The Journal of the American
Medical Association (JAMA)
Specialists Should Implant Defibrillators, Study Finds
April 22, 2009
Patients whose defibrillators were implanted by electrophysiologists--cardiologists trained in device use--had fewer complications than when physicians in other specialties performed the procedure, according to a study published in The Journal of the American Medical Association this week.
The trial grew out of a national database that was set up in 2005 to see what kinds of doctors were implanting the device. Medicare required that the database be set up before approving payments for defibrillator use, which has grown rapidly.
The trial, led by Dr. Jeptha P. Curtis, a cardiologist at Yale University, looked at more than 110,000 patients receiving defibrillators and other heart devices between January 2006 and June 2007. He found that electrophysiologists performed about 70 percent of the implants. Other cardiologists or thoracic surgeons performed the rest.

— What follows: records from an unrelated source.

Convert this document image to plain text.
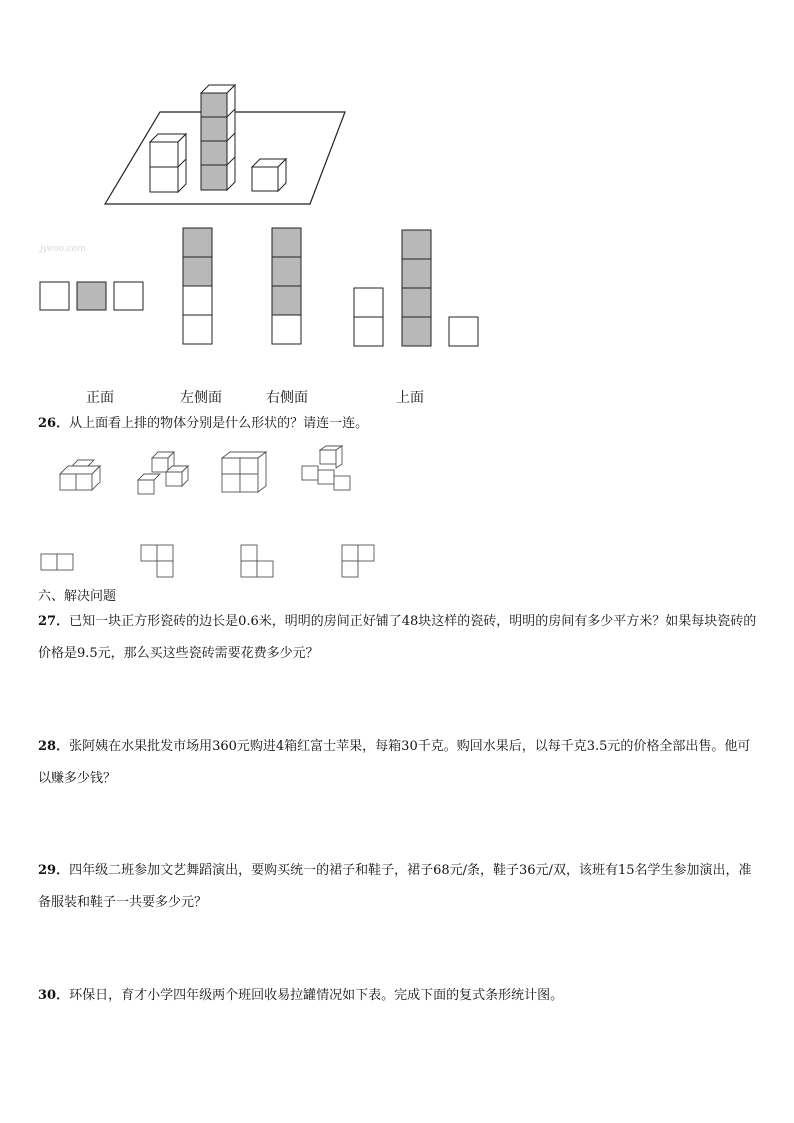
jyeoo.com
正面	左侧面	右侧面	上面
26．从上面看上排的物体分别是什么形状的？请连一连。
六、解决问题
27．已知一块正方形瓷砖的边长是0.6米，明明的房间正好铺了48块这样的瓷砖，明明的房间有多少平方米？如果每块瓷砖的价格是9.5元，那么买这些瓷砖需要花费多少元？
28．张阿姨在水果批发市场用360元购进4箱红富士苹果，每箱30千克。购回水果后，以每千克3.5元的价格全部出售。他可以赚多少钱？
29．四年级二班参加文艺舞蹈演出，要购买统一的裙子和鞋子，裙子68元/条，鞋子36元/双，该班有15名学生参加演出，准备服装和鞋子一共要多少元？
30．环保日，育才小学四年级两个班回收易拉罐情况如下表。完成下面的复式条形统计图。
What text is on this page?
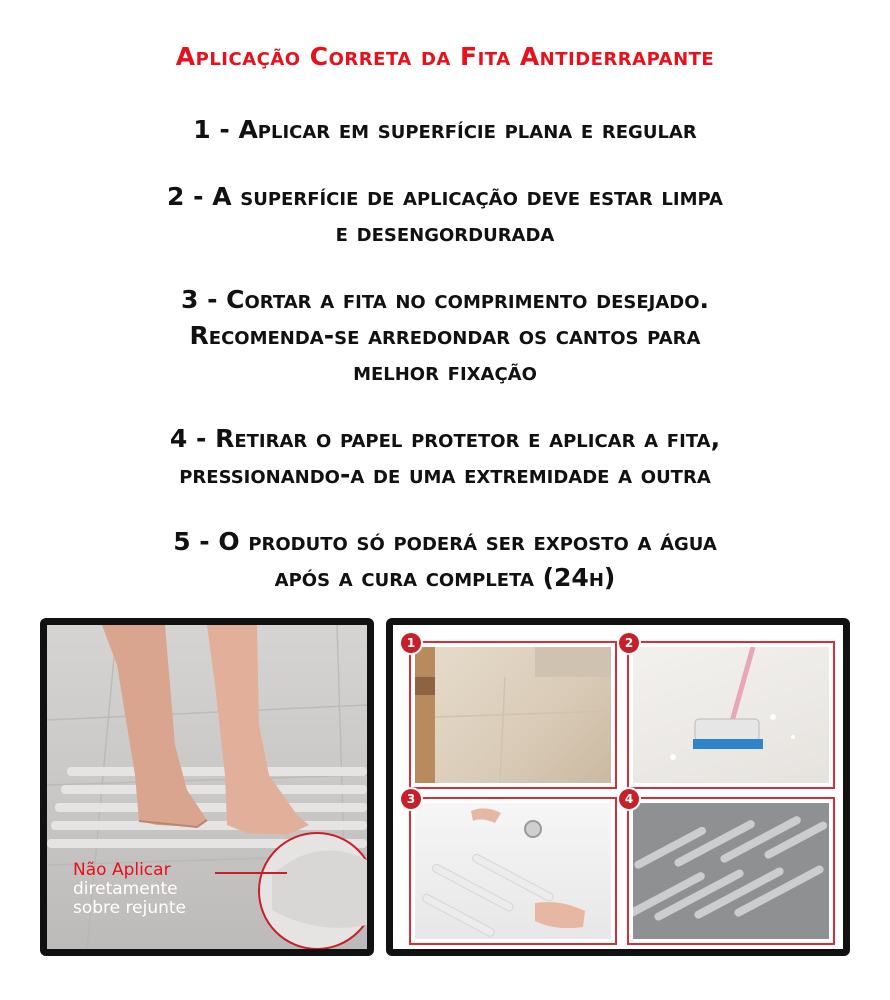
Aplicação Correta da Fita Antiderrapante

1 - Aplicar em superfície plana e regular

2 - A superfície de aplicação deve estar limpa
e desengordurada

3 - Cortar a fita no comprimento desejado.
Recomenda-se arredondar os cantos para
melhor fixação

4 - Retirar o papel protetor e aplicar a fita,
pressionando-a de uma extremidade a outra

5 - O produto só poderá ser exposto a água
após a cura completa (24h)

Não Aplicar
diretamente
sobre rejunte
1	2
3	4
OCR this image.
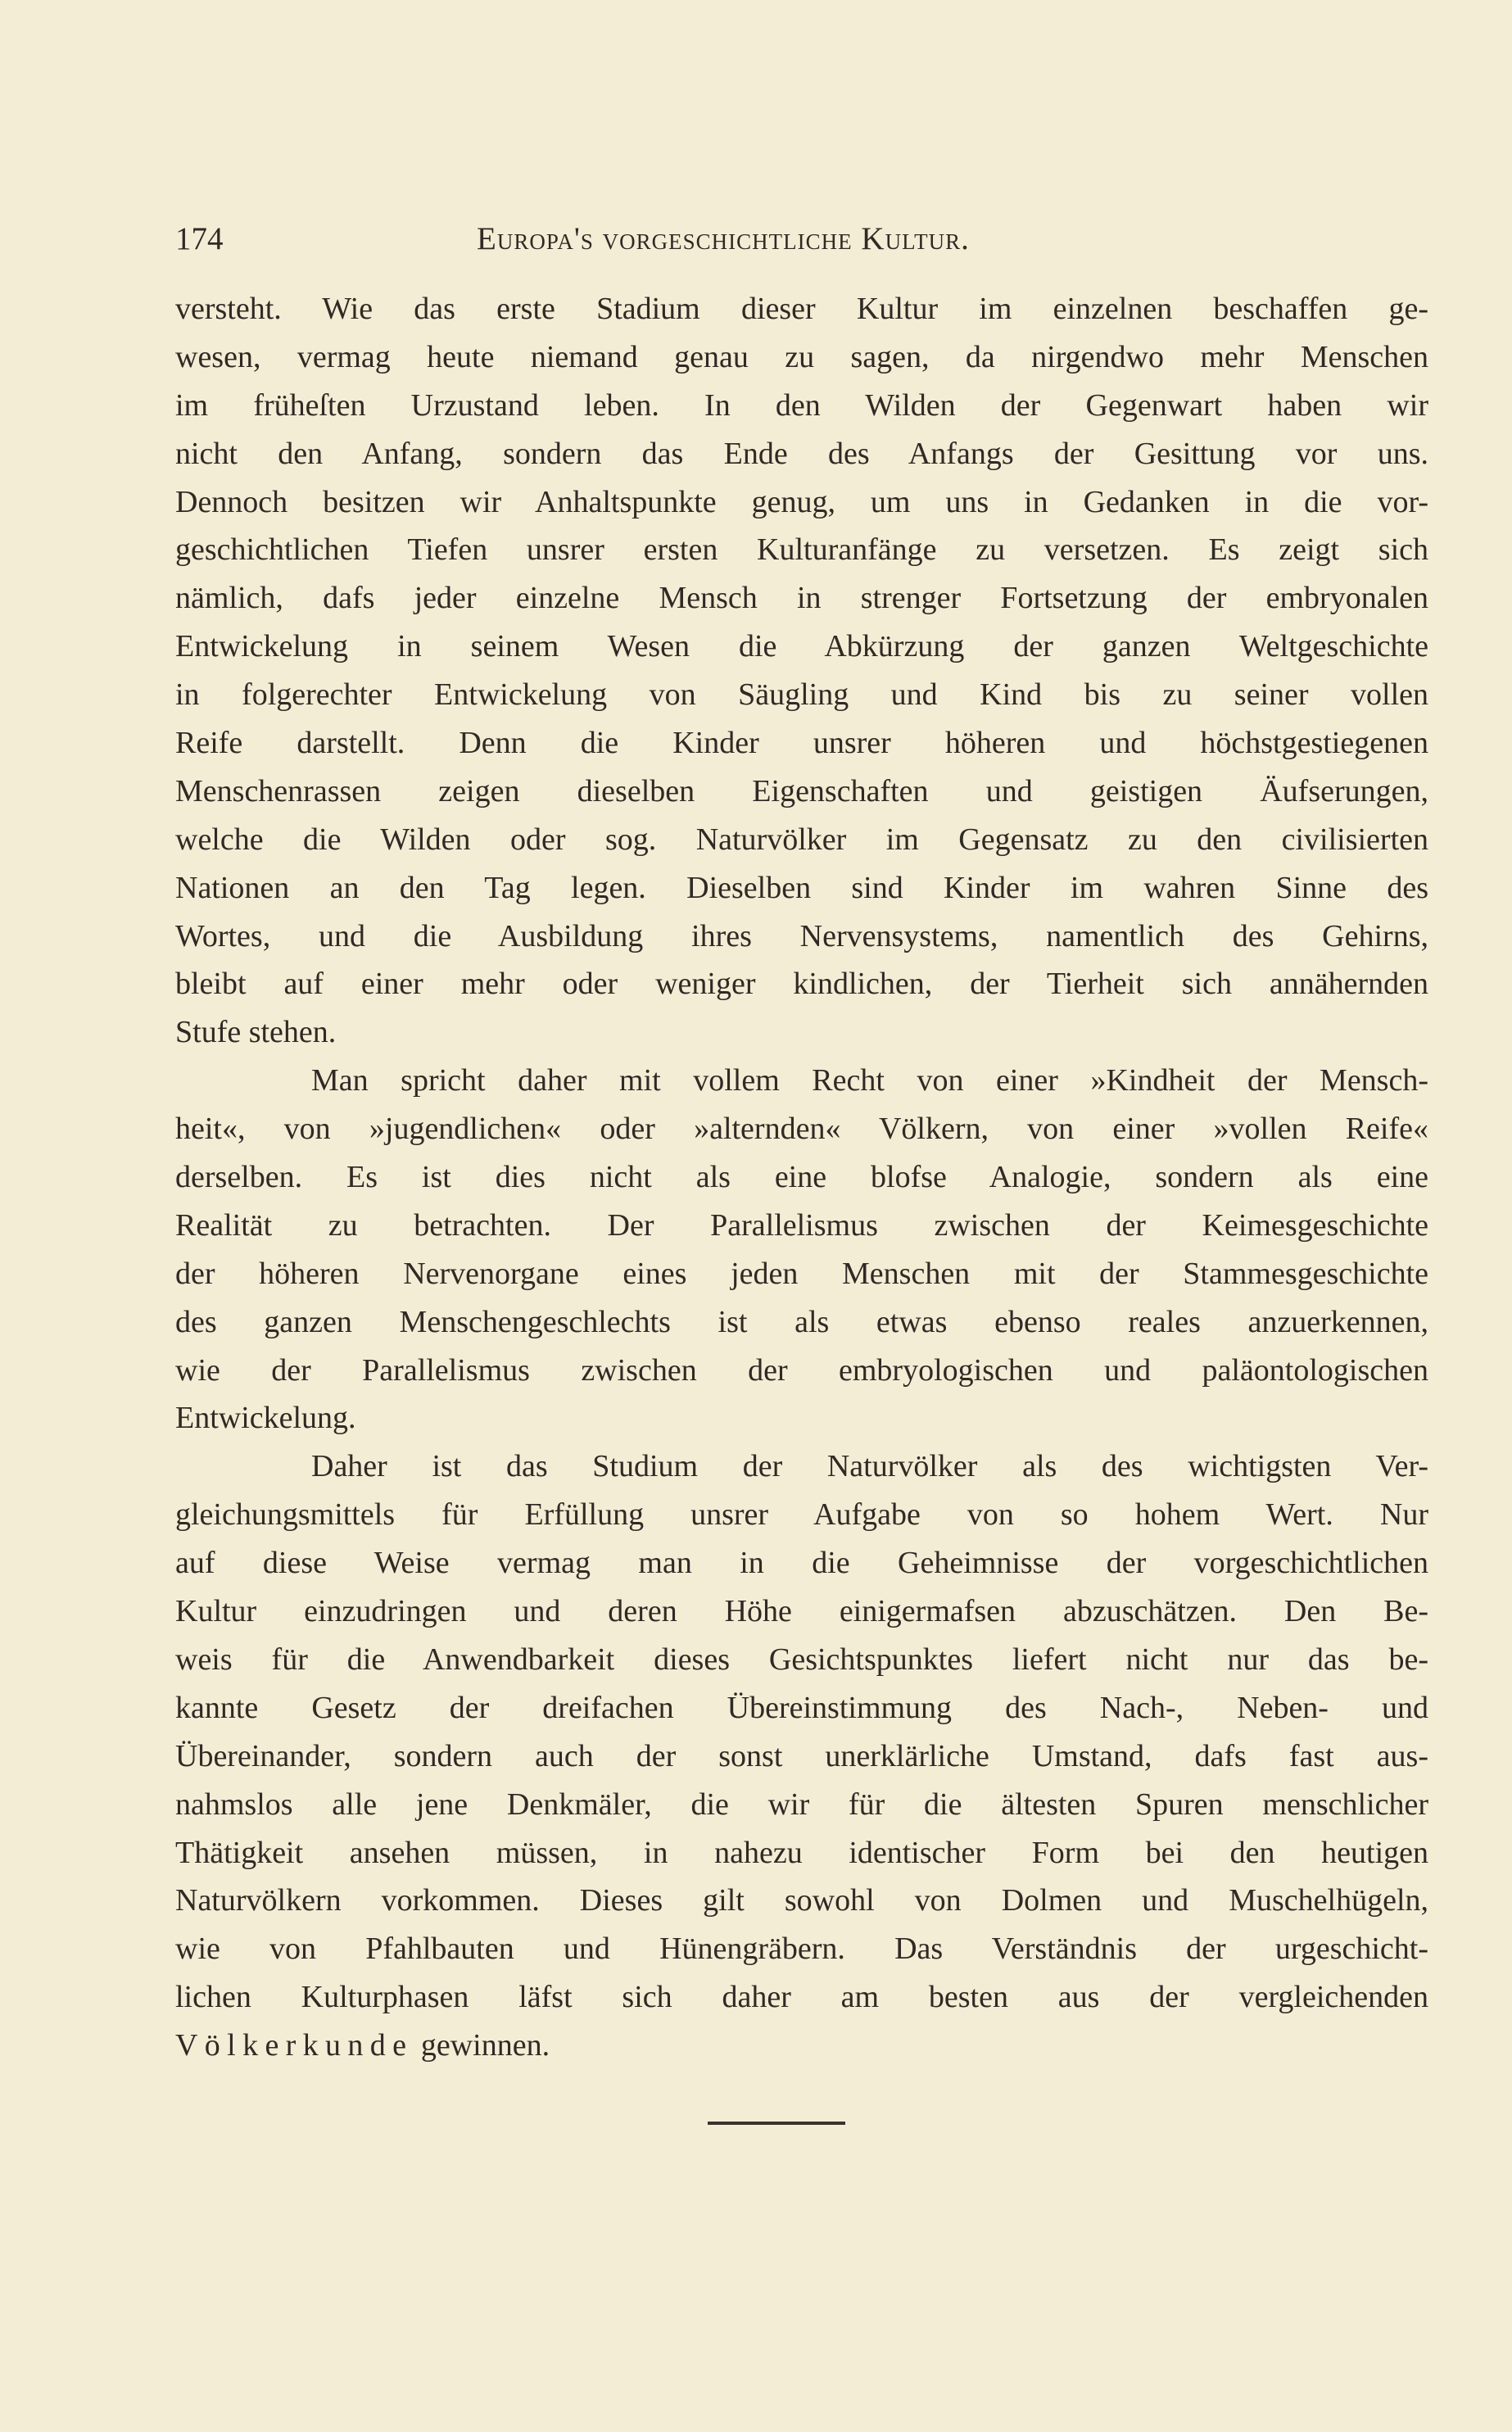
174	Europa's vorgeschichtliche Kultur.
versteht. Wie das erste Stadium dieser Kultur im einzelnen beschaffen ge-
wesen, vermag heute niemand genau zu sagen, da nirgendwo mehr Menschen
im früheſten Urzustand leben. In den Wilden der Gegenwart haben wir
nicht den Anfang, sondern das Ende des Anfangs der Gesittung vor uns.
Dennoch besitzen wir Anhaltspunkte genug, um uns in Gedanken in die vor-
geschichtlichen Tiefen unsrer ersten Kulturanfänge zu versetzen. Es zeigt sich
nämlich, dafs jeder einzelne Mensch in strenger Fortsetzung der embryonalen
Entwickelung in seinem Wesen die Abkürzung der ganzen Weltgeschichte
in folgerechter Entwickelung von Säugling und Kind bis zu seiner vollen
Reife darstellt. Denn die Kinder unsrer höheren und höchstgestiegenen
Menschenrassen zeigen dieselben Eigenschaften und geistigen Äufserungen,
welche die Wilden oder sog. Naturvölker im Gegensatz zu den civilisierten
Nationen an den Tag legen. Dieselben sind Kinder im wahren Sinne des
Wortes, und die Ausbildung ihres Nervensystems, namentlich des Gehirns,
bleibt auf einer mehr oder weniger kindlichen, der Tierheit sich annähernden
Stufe stehen.
Man spricht daher mit vollem Recht von einer »Kindheit der Mensch-
heit«, von »jugendlichen« oder »alternden« Völkern, von einer »vollen Reife«
derselben. Es ist dies nicht als eine blofse Analogie, sondern als eine
Realität zu betrachten. Der Parallelismus zwischen der Keimesgeschichte
der höheren Nervenorgane eines jeden Menschen mit der Stammesgeschichte
des ganzen Menschengeschlechts ist als etwas ebenso reales anzuerkennen,
wie der Parallelismus zwischen der embryologischen und paläontologischen
Entwickelung.
Daher ist das Studium der Naturvölker als des wichtigsten Ver-
gleichungsmittels für Erfüllung unsrer Aufgabe von so hohem Wert. Nur
auf diese Weise vermag man in die Geheimnisse der vorgeschichtlichen
Kultur einzudringen und deren Höhe einigermafsen abzuschätzen. Den Be-
weis für die Anwendbarkeit dieses Gesichtspunktes liefert nicht nur das be-
kannte Gesetz der dreifachen Übereinstimmung des Nach-, Neben- und
Übereinander, sondern auch der sonst unerklärliche Umstand, dafs fast aus-
nahmslos alle jene Denkmäler, die wir für die ältesten Spuren menschlicher
Thätigkeit ansehen müssen, in nahezu identischer Form bei den heutigen
Naturvölkern vorkommen. Dieses gilt sowohl von Dolmen und Muschelhügeln,
wie von Pfahlbauten und Hünengräbern. Das Verständnis der urgeschicht-
lichen Kulturphasen läfst sich daher am besten aus der vergleichenden
Völkerkunde gewinnen.
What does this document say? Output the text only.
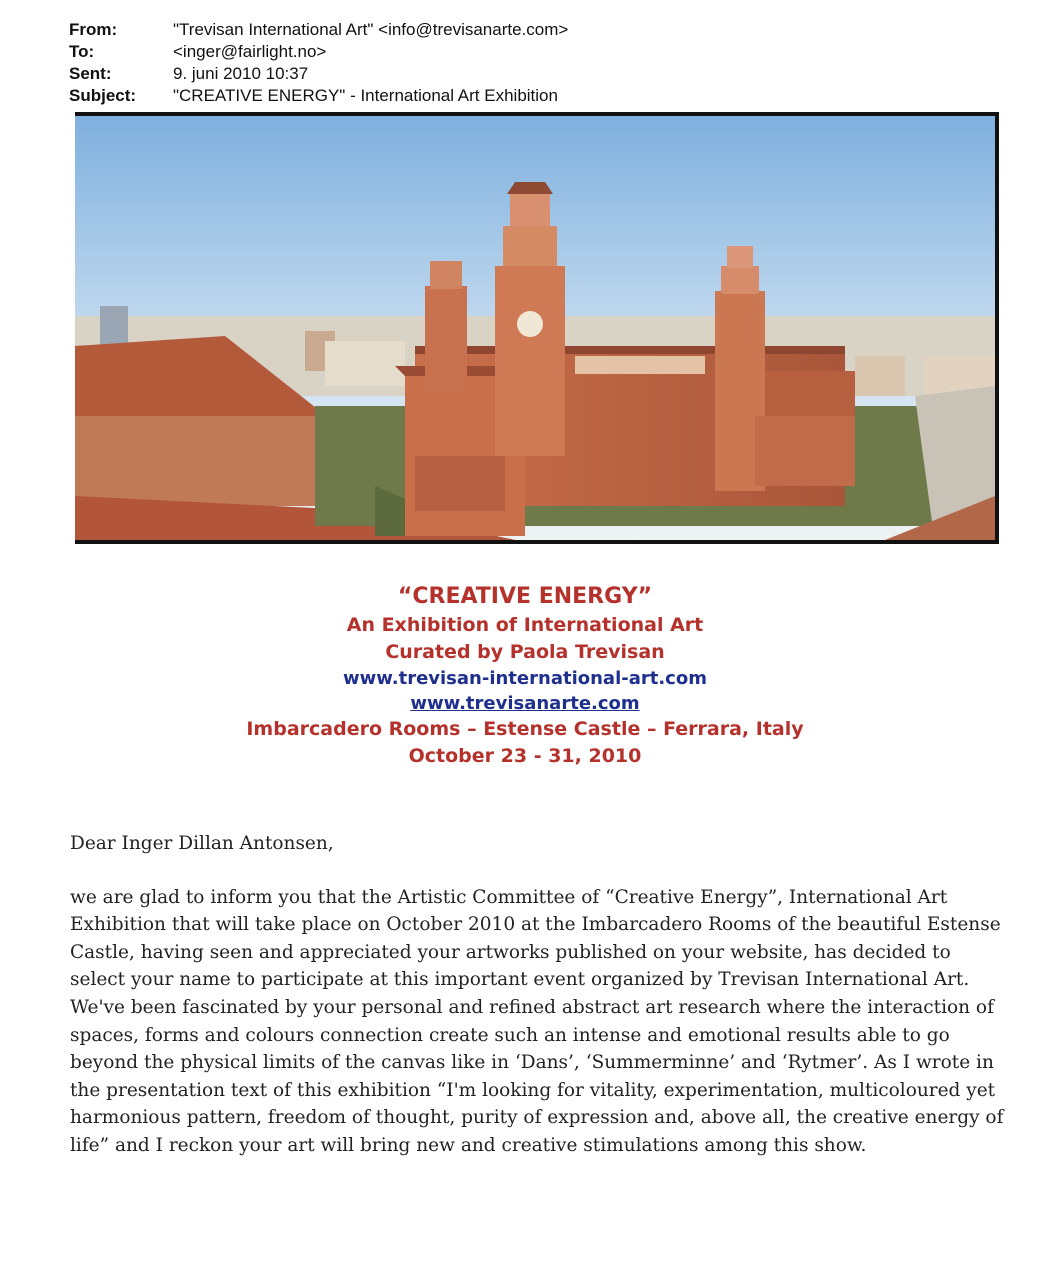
From:	"Trevisan International Art" <info@trevisanarte.com>
To:	<inger@fairlight.no>
Sent:	9. juni 2010 10:37
Subject:	"CREATIVE ENERGY" - International Art Exhibition
“CREATIVE ENERGY”
An Exhibition of International Art
Curated by Paola Trevisan
www.trevisan-international-art.com
www.trevisanarte.com
Imbarcadero Rooms – Estense Castle – Ferrara, Italy
October 23 - 31, 2010

Dear Inger Dillan Antonsen,

we are glad to inform you that the Artistic Committee of “Creative Energy”, International Art Exhibition that will take place on October 2010 at the Imbarcadero Rooms of the beautiful Estense Castle, having seen and appreciated your artworks published on your website, has decided to select your name to participate at this important event organized by Trevisan International Art.

We've been fascinated by your personal and refined abstract art research where the interaction of spaces, forms and colours connection create such an intense and emotional results able to go beyond the physical limits of the canvas like in ‘Dans’, ‘Summerminne’ and ‘Rytmer’. As I wrote in the presentation text of this exhibition “I'm looking for vitality, experimentation, multicoloured yet harmonious pattern, freedom of thought, purity of expression and, above all, the creative energy of life” and I reckon your art will bring new and creative stimulations among this show.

When an electrophysiologist implanted a device, the rate of complications, such as internal bleeding or heart attack, was about 1.3 percent, the study found.
However, the highest rate of serious complications, about 2.5 percent, happened when thoracic surgeons performed the implants. These physicians implanted defibrillators in only 1.7 percent of the procedures reviewed.
Researchers also found that patients whose conditions called for a more complex type of defibrillator, known as a cardiac resynchronization therapy device, were less likely to receive one if the procedure was performed by a doctor other than an electrophysiologist. These devices act as both defibrillators and pacemakers.